Procrastination

procrastinationEach week I wonder what I’ll decide to write as my next blog post. Ideally, a theme moves into my thoughts by Saturday or Sunday. If not, I pray that one will float down on Monday (picture the Baroque era’s theatrical deus ex machina lobbing perfectly polished words onto my stage).

And now it is Tuesday afternoon. A summer storm is brewing. The thunder scares my old border collie who is cowering at my feet. Josie is almost deaf and can no longer hear us calling her to go outside, but she still hears the distant rumbling of thunder.

Four or five ideas vie for my attention. Yet none of them is winning me over. Maybe I need to give it more time. Or . . . maybe I’m just procrastinating.

I have a long relationship with procrastination. Let’s face it, we all have plenty to do. Cooking, cleaning, laundry, paying the bills, mowing the yard, and, oh yes, studying and writing. And they need to be done by someone.

My problem, though, is not the work involved in doing of these tasks, but my stubborn resistance to beginning them. The Romans had a good word for this problem: procrastinatio, built from the prefix pro (forward) and crastinus (belonging to tomorrow). Many of us learned this maxim as children:

Never put off until tomorrow what you can do today.

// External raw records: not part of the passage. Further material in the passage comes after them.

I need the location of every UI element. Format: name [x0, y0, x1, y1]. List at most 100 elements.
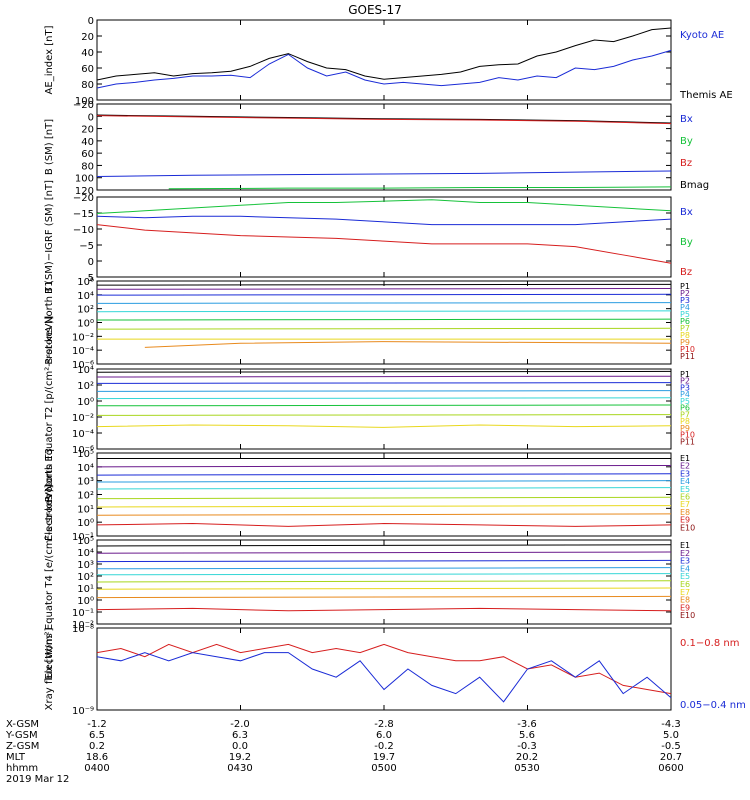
y-tick-label: 10⁵	[77, 449, 94, 460]
legend-entry: Bx	[680, 207, 693, 218]
axis-row-value: -4.3	[661, 719, 681, 730]
y-axis-label: Protons North T1	[44, 280, 55, 364]
y-tick-label: 10⁴	[77, 548, 94, 559]
series-line-P3	[96, 382, 672, 384]
series-line-E6	[96, 580, 672, 583]
y-tick-label: 10³	[77, 560, 94, 571]
y-tick-label: 100	[75, 174, 94, 185]
series-line-P6	[96, 318, 672, 321]
y-axis-label: Xray flux [W/m²]	[44, 628, 55, 711]
series-line-E1	[96, 544, 672, 547]
series-line-E4	[96, 480, 672, 483]
legend-entry: P8	[680, 417, 690, 426]
axis-row-value: 5.0	[663, 730, 679, 741]
axis-row-value: 0.2	[89, 741, 105, 752]
panel-frame	[96, 280, 672, 365]
series-line-P1	[96, 370, 672, 373]
series-line-P7	[96, 414, 672, 416]
y-tick-label: 0	[88, 257, 94, 268]
panel-5: 10⁵ 10⁴ 10³ 10² 10¹ 10⁰ 10⁻¹ Electrons North T3…	[44, 448, 695, 543]
series-line-P2	[96, 287, 672, 290]
axis-row-value: 5.6	[519, 730, 535, 741]
series-line-Bx	[96, 215, 672, 226]
y-tick-label: −20	[73, 193, 94, 204]
series-line-P4	[96, 302, 672, 304]
series-line-E3	[96, 473, 672, 476]
axis-row-value: 19.7	[373, 752, 395, 763]
legend-entry: P11	[680, 437, 695, 446]
y-axis-label: Electrons North T3	[44, 448, 55, 541]
legend-entry: By	[680, 237, 693, 248]
legend-entry: P10	[680, 431, 695, 440]
series-line-Bz	[96, 115, 672, 125]
legend-entry: P4	[680, 303, 690, 312]
axis-row-value: 0430	[227, 763, 252, 774]
axis-row-value: -3.6	[517, 719, 537, 730]
y-tick-label: 100	[75, 96, 94, 107]
legend-entry: E2	[680, 549, 690, 558]
series-line-P9	[144, 341, 672, 348]
y-tick-label: 20	[81, 125, 94, 136]
legend-entry: Kyoto AE	[680, 30, 724, 41]
series-line-Bx	[96, 170, 672, 177]
legend-entry: E10	[680, 523, 695, 532]
axis-row-value: 0.0	[232, 741, 248, 752]
y-tick-label: 5	[88, 273, 94, 284]
axis-row-value: 20.7	[660, 752, 682, 763]
series-line-E7	[96, 587, 672, 590]
y-tick-label: 80	[81, 80, 94, 91]
series-line-0.05−0.4 nm	[96, 652, 672, 703]
legend-entry: E2	[680, 462, 690, 471]
legend-entry: P7	[680, 410, 690, 419]
y-tick-label: 10⁻⁴	[72, 429, 94, 440]
axis-row-value: -0.3	[517, 741, 537, 752]
series-line-P5	[96, 310, 672, 313]
series-line-E2	[96, 551, 672, 554]
legend-entry: Themis AE	[679, 90, 733, 101]
axis-row-value: -0.2	[374, 741, 394, 752]
legend-entry: E5	[680, 485, 690, 494]
legend-entry: E7	[680, 500, 690, 509]
series-line-E9	[96, 607, 672, 612]
legend-entry: P5	[680, 397, 690, 406]
series-line-Bz	[96, 224, 672, 264]
legend-entry: P7	[680, 324, 690, 333]
y-tick-label: 10²	[77, 381, 94, 392]
axis-row-label: hhmm	[6, 763, 38, 774]
series-line-E7	[96, 505, 672, 508]
y-tick-label: 10⁻⁸	[72, 624, 94, 635]
legend-entry: P6	[680, 404, 690, 413]
series-line-P3	[96, 293, 672, 296]
y-tick-label: 10⁻⁶	[72, 445, 94, 456]
y-tick-label: −20	[73, 100, 94, 111]
y-tick-label: 10⁻⁶	[72, 360, 94, 371]
y-tick-label: 10⁻⁹	[72, 706, 94, 717]
y-axis-label: AE_index [nT]	[44, 25, 55, 94]
series-line-P7	[96, 327, 672, 330]
axis-row-value: -2.0	[230, 719, 250, 730]
y-axis-label: B (SM) [nT]	[44, 119, 55, 175]
y-tick-label: 0	[88, 16, 94, 27]
series-line-E8	[96, 513, 672, 516]
series-line-E9	[96, 523, 672, 527]
date-label: 2019 Mar 12	[6, 774, 69, 785]
legend-entry: 0.1−0.8 nm	[680, 638, 739, 649]
legend-entry: E9	[680, 603, 690, 612]
y-tick-label: 80	[81, 161, 94, 172]
y-tick-label: 10⁻¹	[72, 608, 94, 619]
legend-entry: E9	[680, 516, 690, 525]
axis-row-label: Y-GSM	[5, 730, 38, 741]
y-tick-label: 10⁵	[77, 536, 94, 547]
legend-entry: E10	[680, 611, 695, 620]
axis-row-value: 0530	[514, 763, 539, 774]
legend-entry: P6	[680, 317, 690, 326]
axis-row-label: MLT	[6, 752, 26, 763]
legend-entry: Bz	[680, 158, 692, 169]
legend-entry: P11	[680, 352, 695, 361]
y-tick-label: 0	[88, 112, 94, 123]
y-tick-label: 10⁴	[77, 463, 94, 474]
legend-entry: E1	[680, 541, 690, 550]
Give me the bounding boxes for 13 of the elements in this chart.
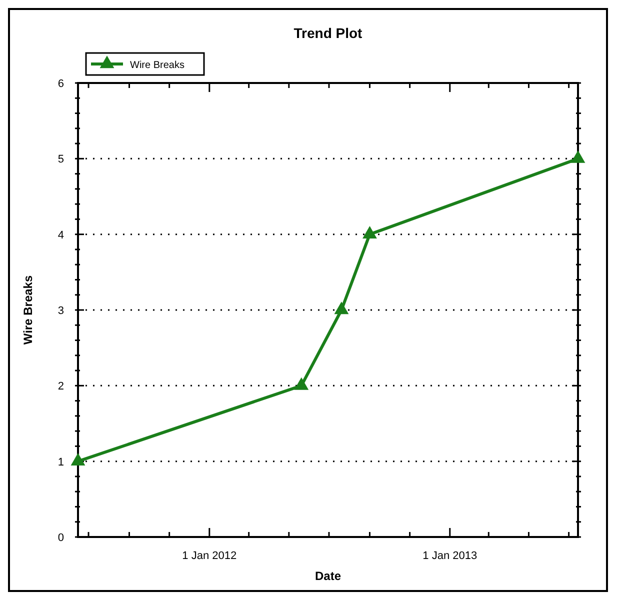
y-axis-title: Wire Breaks — [21, 275, 35, 345]
y-tick-label: 6 — [58, 78, 64, 90]
x-tick-label: 1 Jan 2013 — [422, 550, 478, 562]
y-tick-label: 1 — [58, 456, 64, 468]
y-tick-label: 3 — [58, 305, 64, 317]
y-tick-label: 2 — [58, 380, 64, 393]
x-axis-title: Date — [314, 569, 342, 583]
chart-title: Trend Plot — [294, 25, 363, 41]
y-tick-label: 4 — [58, 229, 64, 242]
legend-label: Wire Breaks — [130, 60, 184, 71]
x-tick-label: 1 Jan 2012 — [182, 550, 237, 562]
y-tick-label: 0 — [58, 532, 64, 544]
y-tick-label: 5 — [58, 154, 64, 166]
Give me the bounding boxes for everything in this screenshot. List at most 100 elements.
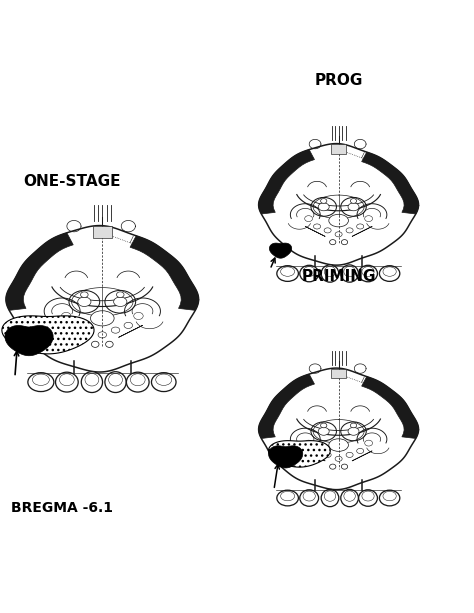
Ellipse shape [124,322,133,329]
Ellipse shape [318,427,329,435]
Polygon shape [5,326,53,356]
Ellipse shape [281,267,295,276]
Polygon shape [259,368,419,490]
Ellipse shape [356,448,364,454]
Polygon shape [269,243,292,258]
Ellipse shape [78,297,91,306]
Ellipse shape [81,292,88,297]
Ellipse shape [85,327,93,333]
Ellipse shape [341,197,366,216]
Ellipse shape [85,373,99,386]
Ellipse shape [156,374,172,386]
Ellipse shape [359,265,377,282]
Polygon shape [362,376,419,438]
Ellipse shape [134,313,143,319]
Ellipse shape [69,291,100,313]
Bar [331,144,346,154]
Bar [331,368,346,378]
Polygon shape [259,143,419,265]
Ellipse shape [341,464,347,469]
Ellipse shape [341,422,366,441]
Ellipse shape [356,224,364,229]
Ellipse shape [346,452,353,457]
Ellipse shape [109,373,122,386]
Ellipse shape [324,491,336,501]
Ellipse shape [62,313,71,319]
Ellipse shape [91,341,99,348]
Polygon shape [130,236,199,310]
Ellipse shape [277,265,299,281]
Ellipse shape [321,265,339,282]
Ellipse shape [311,422,337,441]
Ellipse shape [300,490,319,506]
Ellipse shape [362,491,374,501]
Polygon shape [268,441,330,467]
Text: BREGMA -6.1: BREGMA -6.1 [11,501,113,515]
Ellipse shape [324,267,336,276]
Ellipse shape [329,464,336,469]
Ellipse shape [281,492,295,501]
Ellipse shape [313,448,320,454]
Ellipse shape [321,489,339,507]
Ellipse shape [324,452,331,457]
Ellipse shape [365,440,373,446]
Ellipse shape [329,240,336,245]
Ellipse shape [303,267,315,276]
Ellipse shape [320,199,327,204]
Ellipse shape [359,490,377,506]
Ellipse shape [55,372,78,392]
Ellipse shape [320,423,327,428]
Polygon shape [2,316,94,354]
Ellipse shape [329,215,348,227]
Ellipse shape [329,439,348,451]
Ellipse shape [344,267,356,276]
Ellipse shape [344,491,356,501]
Ellipse shape [305,440,312,446]
Ellipse shape [365,216,373,221]
Ellipse shape [383,267,396,276]
Ellipse shape [335,232,342,237]
Bar [93,226,112,238]
Ellipse shape [324,228,331,233]
Ellipse shape [60,374,74,386]
Ellipse shape [318,203,329,211]
Ellipse shape [91,311,114,326]
Text: ONE-STAGE: ONE-STAGE [23,174,121,189]
Polygon shape [6,226,199,372]
Ellipse shape [350,423,356,428]
Ellipse shape [105,291,136,313]
Text: PRIMING: PRIMING [301,268,376,283]
Ellipse shape [341,489,358,507]
Text: PROG: PROG [314,74,363,88]
Ellipse shape [117,292,124,297]
Ellipse shape [335,456,342,462]
Ellipse shape [111,327,120,333]
Ellipse shape [383,492,396,501]
Ellipse shape [313,224,320,229]
Ellipse shape [106,341,113,348]
Ellipse shape [114,297,127,306]
Ellipse shape [379,265,400,281]
Polygon shape [6,233,73,310]
Ellipse shape [300,265,319,282]
Ellipse shape [277,490,299,506]
Ellipse shape [28,373,54,392]
Ellipse shape [105,371,126,392]
Ellipse shape [350,199,356,204]
Ellipse shape [130,374,145,386]
Ellipse shape [98,332,107,338]
Ellipse shape [348,203,359,211]
Ellipse shape [346,228,353,233]
Ellipse shape [127,372,149,392]
Ellipse shape [81,371,102,392]
Ellipse shape [32,374,49,386]
Ellipse shape [341,265,358,282]
Ellipse shape [305,216,312,221]
Ellipse shape [379,490,400,506]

I hated that sentence. Plus, aren’t there times when things can be put off to good result? Perhaps that is what Mark Twain had in mind when he quipped:

Do not put off till tomorrow what can be put off till day-after-tomorrow just as well.

I’m glad I didn’t know that saying growing up! I’d have used it and gotten in even more trouble.

But, seriously now, procrastination causes total train wrecks in one’s life. Not-so-funny memories of my student procrastination came flooding back to me two weeks ago at a conference in California when a young man—rising senior as I recall—dropped by to buy a copy of my new book Why Freshman Fail. We talked at length. He said if the book helped him avoid one problem, it was worth it.

I agreed he’d be aided by various parts of the book and summarized the main points as I put it in the bag. “Oh, those things don’t worry me,” he said (he may find out differently when he gets to college!). He worried about his penchant for procrastination.

He got more sympathy from me than he expected. I shared my struggles with procrastination growing up. Regular duties were hard for me, especially practicing the piano. It was really not until graduate school that I figured out a solution to procrastination. It came down to numbers. One day a peer said:

You know, Carol. You spend more time and effort “not doing” something, than doing it.

Suddenly, the light dawned. I saw it as an equation. On one side, the X amount of energy needed to accomplish a task; on the other, the 5x amount of energy spent procrastinating. Mathematically, procrastination took more effort. Who knew?

It wasn’t a complete cure, but it helped. I began to step back and look at my habits of procrastination, seeing them as wastes of energy. Wouldn’t it be more fun to spend that energy doing something I actually wanted to do?

I still enjoy the intensity of pushing against a deadline in some cases. For example, when leading tours, I often like to get my boots on the ground before completing the preparation of lectures that are linked to the destination and the specific group of listeners.

But most of the time, there is no utility in putting things off—only a problem waiting to happen. What if the time runs out? A sentence from our Sunday liturgy hits me hard every time we say it:

We confess that we have sinned against Thee in thought, word, and deed, by what we have done, and by what we have left undone.

These words imply far greater things than neglecting to empty the dishwasher. No matter how much we accomplish during our human experience, we are going to fall short. I’m convinced that, looking back across years, it will be the bitterness of a letter not answered, a phone call not made, or regret over a kindness not extended that will cause us to shed the most tears.

I couldn’t say all of this to my young visitor. He had plenty to think about just learning not to procrastinate on his future term papers. He will discover soon enough the larger implications, as we all do. Meanwhile, I need to stop procrastinating and write my weekly entry. Except . . . perhaps I just did.